Yesterday I tweeted in jest (and in French) that it felt weird to think that the Great Firewall of China might be protecting me from the NSA. Since then that thought has been percolating in my brain, and I’m not sure it’s a joke anymore.

I live in China, and the Great Firewall is a daily hassle. All of Google if off limits (think about that: all of Google means not just the search engine but gmail, shared documents, youtube, g+, blogger and a ton of things you never knew were Google), but also all of WordPress, most of Tumblr, Facebook, Twitter, Instagram, most of the world’s online newspapers, and so much more I can’t even begin to list it. In fact, the most disturbing thing about it is that you never know if something will be accessible or not.

It’s a daily hassle that’s only circumvented using VPN services, when the Chinese authorities aren’t actively trying to down their servers (Astrill has been patchy for the last few months, and I recently subscribed to Vyper as a backup, but it’s not much better.)

It used to be easy to see the Great Firewall as a great evil that was thankfully contrasted by the open nature of the Internet in the rest of the free world. Not so much anymore. I’ll say this for the way the Chinese approach it at least: it’s not sneaky. You know the rules: if it’s allowed, you’re being spied upon.

The latest NSA/GCHQ surveillance scandal is yet another element of proof that my worldview was just plain wrong. There’s a saying in French that means roughly the same thing as the English expression Catch 22: choosing between Plague and Cholera. As the extent of the Western secret services’ spying on their own citizens is revealed, I realize that as unpalatable as the above choice may seem, even that choice is denied to me.

In China, I am blocked from 4/5ths of the useful Internet and spied upon. Outside of China (or when I’m using a VPN service) I can access the whole Internet (more or less) and be spied upon. Either way, my communications are neither secure nor confidential.

There was an argument in the days following the first Snowden revelations that the US government would have to recant otherwise the whole US cloud and its giant Internet companies would suffer. Clearly, that has not been the case, and even if it was the US and UK government have made it clear through their actions that they care not one whit about privacy. It’s not that the moral argument has been lost, it’s simply that morals don’t even come into it.

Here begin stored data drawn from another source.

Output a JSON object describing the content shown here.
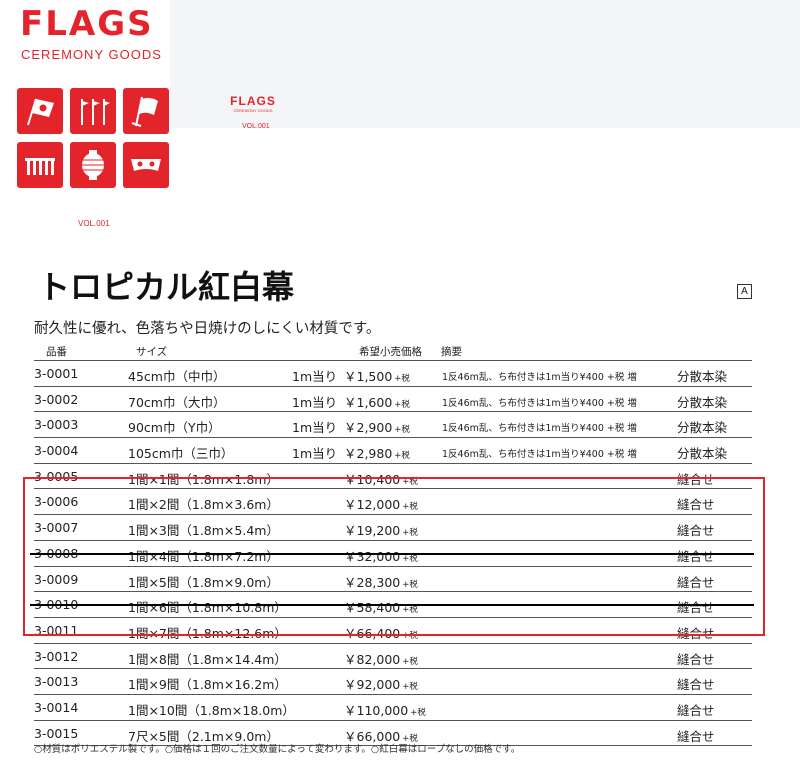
{
  "brand": {
    "word": "FLAGS",
    "sub": "CEREMONY GOODS",
    "vol": "VOL.001"
  },
  "mini_brand": {
    "word": "FLAGS",
    "sub": "CEREMONY GOODS",
    "vol": "VOL.001"
  },
  "icons": [
    "flag-icon",
    "banner-flags-icon",
    "waving-flag-icon",
    "fence-icon",
    "lantern-icon",
    "eye-mask-icon"
  ],
  "accent_color": "#e3242b",
  "title": "トロピカル紅白幕",
  "badge": "A",
  "subtitle": "耐久性に優れ、色落ちや日焼けのしにくい材質です。",
  "columns": {
    "code": "品番",
    "size": "サイズ",
    "price": "希望小売価格",
    "note": "摘要"
  },
  "tax_label": "+税",
  "rows": [
    {
      "code": "3-0001",
      "size": "45cm巾（中巾）",
      "unit": "1m当り",
      "price": "￥1,500",
      "tax": "+税",
      "note": "1反46m乱、ち布付きは1m当り¥400 +税 増",
      "method": "分散本染",
      "struck": false
    },
    {
      "code": "3-0002",
      "size": "70cm巾（大巾）",
      "unit": "1m当り",
      "price": "￥1,600",
      "tax": "+税",
      "note": "1反46m乱、ち布付きは1m当り¥400 +税 増",
      "method": "分散本染",
      "struck": false
    },
    {
      "code": "3-0003",
      "size": "90cm巾（Y巾）",
      "unit": "1m当り",
      "price": "￥2,900",
      "tax": "+税",
      "note": "1反46m乱、ち布付きは1m当り¥400 +税 増",
      "method": "分散本染",
      "struck": false
    },
    {
      "code": "3-0004",
      "size": "105cm巾（三巾）",
      "unit": "1m当り",
      "price": "￥2,980",
      "tax": "+税",
      "note": "1反46m乱、ち布付きは1m当り¥400 +税 増",
      "method": "分散本染",
      "struck": false
    },
    {
      "code": "3-0005",
      "size": "1間×1間（1.8m×1.8m）",
      "unit": "",
      "price": "￥10,400",
      "tax": "+税",
      "note": "",
      "method": "縫合せ",
      "struck": false
    },
    {
      "code": "3-0006",
      "size": "1間×2間（1.8m×3.6m）",
      "unit": "",
      "price": "￥12,000",
      "tax": "+税",
      "note": "",
      "method": "縫合せ",
      "struck": false
    },
    {
      "code": "3-0007",
      "size": "1間×3間（1.8m×5.4m）",
      "unit": "",
      "price": "￥19,200",
      "tax": "+税",
      "note": "",
      "method": "縫合せ",
      "struck": false
    },
    {
      "code": "3-0008",
      "size": "1間×4間（1.8m×7.2m）",
      "unit": "",
      "price": "￥32,000",
      "tax": "+税",
      "note": "",
      "method": "縫合せ",
      "struck": true
    },
    {
      "code": "3-0009",
      "size": "1間×5間（1.8m×9.0m）",
      "unit": "",
      "price": "￥28,300",
      "tax": "+税",
      "note": "",
      "method": "縫合せ",
      "struck": false
    },
    {
      "code": "3-0010",
      "size": "1間×6間（1.8m×10.8m）",
      "unit": "",
      "price": "￥58,400",
      "tax": "+税",
      "note": "",
      "method": "縫合せ",
      "struck": true
    },
    {
      "code": "3-0011",
      "size": "1間×7間（1.8m×12.6m）",
      "unit": "",
      "price": "￥66,400",
      "tax": "+税",
      "note": "",
      "method": "縫合せ",
      "struck": false
    },
    {
      "code": "3-0012",
      "size": "1間×8間（1.8m×14.4m）",
      "unit": "",
      "price": "￥82,000",
      "tax": "+税",
      "note": "",
      "method": "縫合せ",
      "struck": false
    },
    {
      "code": "3-0013",
      "size": "1間×9間（1.8m×16.2m）",
      "unit": "",
      "price": "￥92,000",
      "tax": "+税",
      "note": "",
      "method": "縫合せ",
      "struck": false
    },
    {
      "code": "3-0014",
      "size": "1間×10間（1.8m×18.0m）",
      "unit": "",
      "price": "￥110,000",
      "tax": "+税",
      "note": "",
      "method": "縫合せ",
      "struck": false
    },
    {
      "code": "3-0015",
      "size": "7尺×5間（2.1m×9.0m）",
      "unit": "",
      "price": "￥66,000",
      "tax": "+税",
      "note": "",
      "method": "縫合せ",
      "struck": false
    }
  ],
  "footer": "○材質はポリエステル製です。○価格は１回のご注文数量によって変わります。○紅白幕はロープなしの価格です。"
}
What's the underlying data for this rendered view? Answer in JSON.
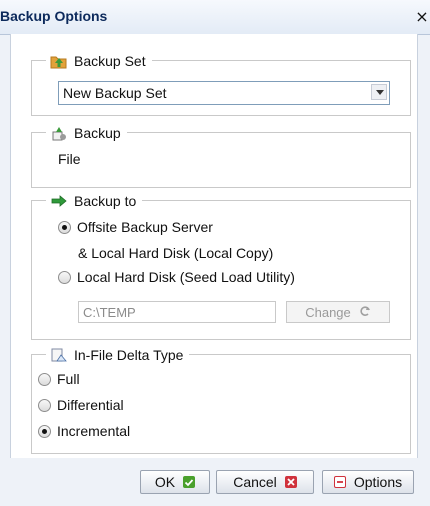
{
  "window": {
    "title": "Backup Options",
    "close_glyph": "×"
  },
  "backup_set": {
    "heading": "Backup Set",
    "icon": "folder-backup-icon",
    "selected": "New Backup Set"
  },
  "backup": {
    "heading": "Backup",
    "icon": "backup-type-icon",
    "value": "File"
  },
  "backup_to": {
    "heading": "Backup to",
    "icon": "backup-destination-icon",
    "options": [
      {
        "label": "Offsite Backup Server",
        "selected": true
      },
      {
        "label": "Local Hard Disk (Seed Load Utility)",
        "selected": false
      }
    ],
    "offsite_sub": "& Local Hard Disk (Local Copy)",
    "path_value": "C:\\TEMP",
    "change_label": "Change"
  },
  "delta": {
    "heading": "In-File Delta Type",
    "icon": "delta-type-icon",
    "options": [
      {
        "label": "Full",
        "selected": false
      },
      {
        "label": "Differential",
        "selected": false
      },
      {
        "label": "Incremental",
        "selected": true
      }
    ]
  },
  "buttons": {
    "ok": "OK",
    "cancel": "Cancel",
    "options": "Options"
  },
  "colors": {
    "ok_icon": "#4aa02c",
    "cancel_icon": "#d0323c",
    "options_icon": "#d0323c"
  }
}
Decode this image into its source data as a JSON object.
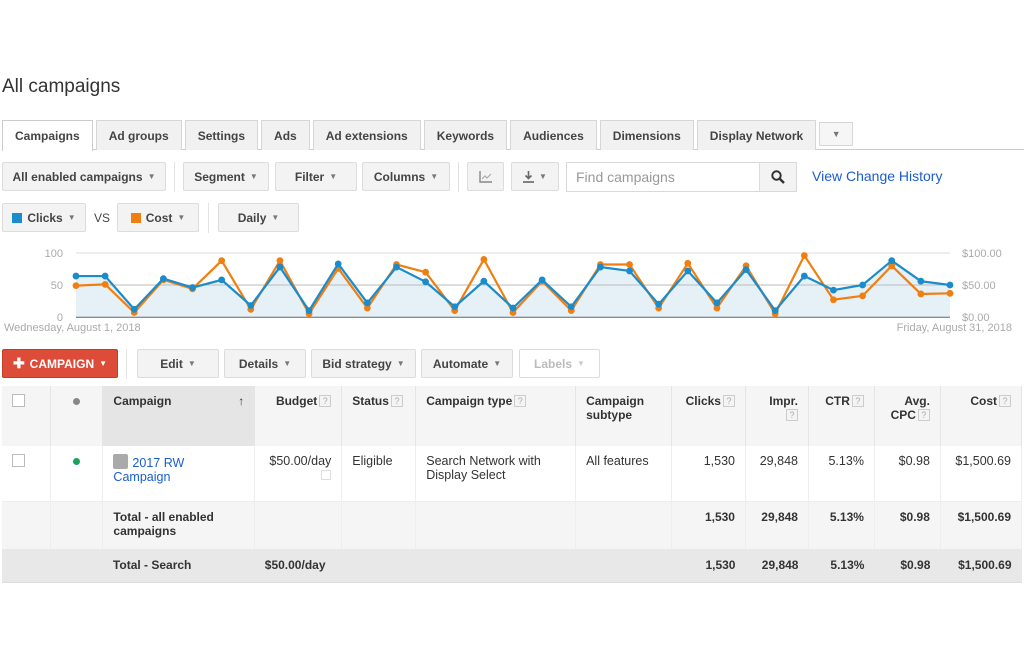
{
  "page_title": "All campaigns",
  "tabs": [
    {
      "label": "Campaigns",
      "active": true
    },
    {
      "label": "Ad groups"
    },
    {
      "label": "Settings"
    },
    {
      "label": "Ads"
    },
    {
      "label": "Ad extensions"
    },
    {
      "label": "Keywords"
    },
    {
      "label": "Audiences"
    },
    {
      "label": "Dimensions"
    },
    {
      "label": "Display Network"
    }
  ],
  "toolbar": {
    "filter_scope": "All enabled campaigns",
    "segment": "Segment",
    "filter": "Filter",
    "columns": "Columns",
    "search_placeholder": "Find campaigns",
    "view_change_history": "View Change History"
  },
  "metrics": {
    "metric1": "Clicks",
    "metric1_color": "#1a8ccc",
    "vs": "VS",
    "metric2": "Cost",
    "metric2_color": "#f07f12",
    "interval": "Daily"
  },
  "chart_data": {
    "type": "line",
    "x_start_label": "Wednesday, August 1, 2018",
    "x_end_label": "Friday, August 31, 2018",
    "x": [
      1,
      2,
      3,
      4,
      5,
      6,
      7,
      8,
      9,
      10,
      11,
      12,
      13,
      14,
      15,
      16,
      17,
      18,
      19,
      20,
      21,
      22,
      23,
      24,
      25,
      26,
      27,
      28,
      29,
      30,
      31
    ],
    "left_axis": {
      "ticks": [
        "0",
        "50",
        "100"
      ],
      "range": [
        0,
        100
      ]
    },
    "right_axis": {
      "ticks": [
        "$0.00",
        "$50.00",
        "$100.00"
      ],
      "range": [
        0,
        100
      ]
    },
    "grid": true,
    "series": [
      {
        "name": "Clicks",
        "axis": "left",
        "color": "#1a8ccc",
        "values": [
          64,
          64,
          12,
          60,
          46,
          58,
          18,
          78,
          10,
          83,
          22,
          78,
          55,
          16,
          56,
          14,
          58,
          16,
          78,
          72,
          20,
          72,
          22,
          74,
          10,
          64,
          42,
          50,
          88,
          56,
          50
        ]
      },
      {
        "name": "Cost",
        "axis": "right",
        "color": "#f07f12",
        "values": [
          49,
          51,
          7,
          58,
          44,
          88,
          12,
          88,
          5,
          76,
          14,
          82,
          70,
          10,
          90,
          7,
          56,
          10,
          82,
          82,
          14,
          84,
          14,
          80,
          5,
          96,
          27,
          33,
          80,
          36,
          37
        ]
      }
    ]
  },
  "actions": {
    "new_campaign": "CAMPAIGN",
    "edit": "Edit",
    "details": "Details",
    "bid_strategy": "Bid strategy",
    "automate": "Automate",
    "labels": "Labels"
  },
  "table": {
    "headers": {
      "campaign": "Campaign",
      "budget": "Budget",
      "status": "Status",
      "campaign_type": "Campaign type",
      "campaign_subtype": "Campaign subtype",
      "clicks": "Clicks",
      "impr": "Impr.",
      "ctr": "CTR",
      "avg_cpc": "Avg. CPC",
      "cost": "Cost"
    },
    "sort_indicator": "↑",
    "help": "?",
    "rows": [
      {
        "campaign": "2017 RW Campaign",
        "budget": "$50.00/day",
        "status": "Eligible",
        "campaign_type": "Search Network with Display Select",
        "campaign_subtype": "All features",
        "clicks": "1,530",
        "impr": "29,848",
        "ctr": "5.13%",
        "avg_cpc": "$0.98",
        "cost": "$1,500.69",
        "status_color": "#1aa260"
      }
    ],
    "total_enabled": {
      "label": "Total - all enabled campaigns",
      "clicks": "1,530",
      "impr": "29,848",
      "ctr": "5.13%",
      "avg_cpc": "$0.98",
      "cost": "$1,500.69"
    },
    "total_search": {
      "label": "Total - Search",
      "budget": "$50.00/day",
      "clicks": "1,530",
      "impr": "29,848",
      "ctr": "5.13%",
      "avg_cpc": "$0.98",
      "cost": "$1,500.69"
    }
  }
}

Worse, the lack of reaction of other Western governments who (we can only assume) are not directly involved in these spying activities shows where they stand on this issue: they’d rather have the ability (albeit one step removed) to spy on their own citizens thanks for the NSA’s largesse than protect said citizens’ privacy.

The only sensible way of looking at this from a random Internet user’s perspective is to assume that everything you do online can be spied upon. It’s probably safer to assume that most commercial VPNs are compromised as well. That’s a scary prospect, one that would have seemed somewhat unbelievable in dystopic SciFi novels two decades ago.

And just to conclude, I’m not naïve, I know full well that the Great Firewall does not protect me from the NSA. What I have in effect is Plague AND Cholera. What a cheerful world we live in.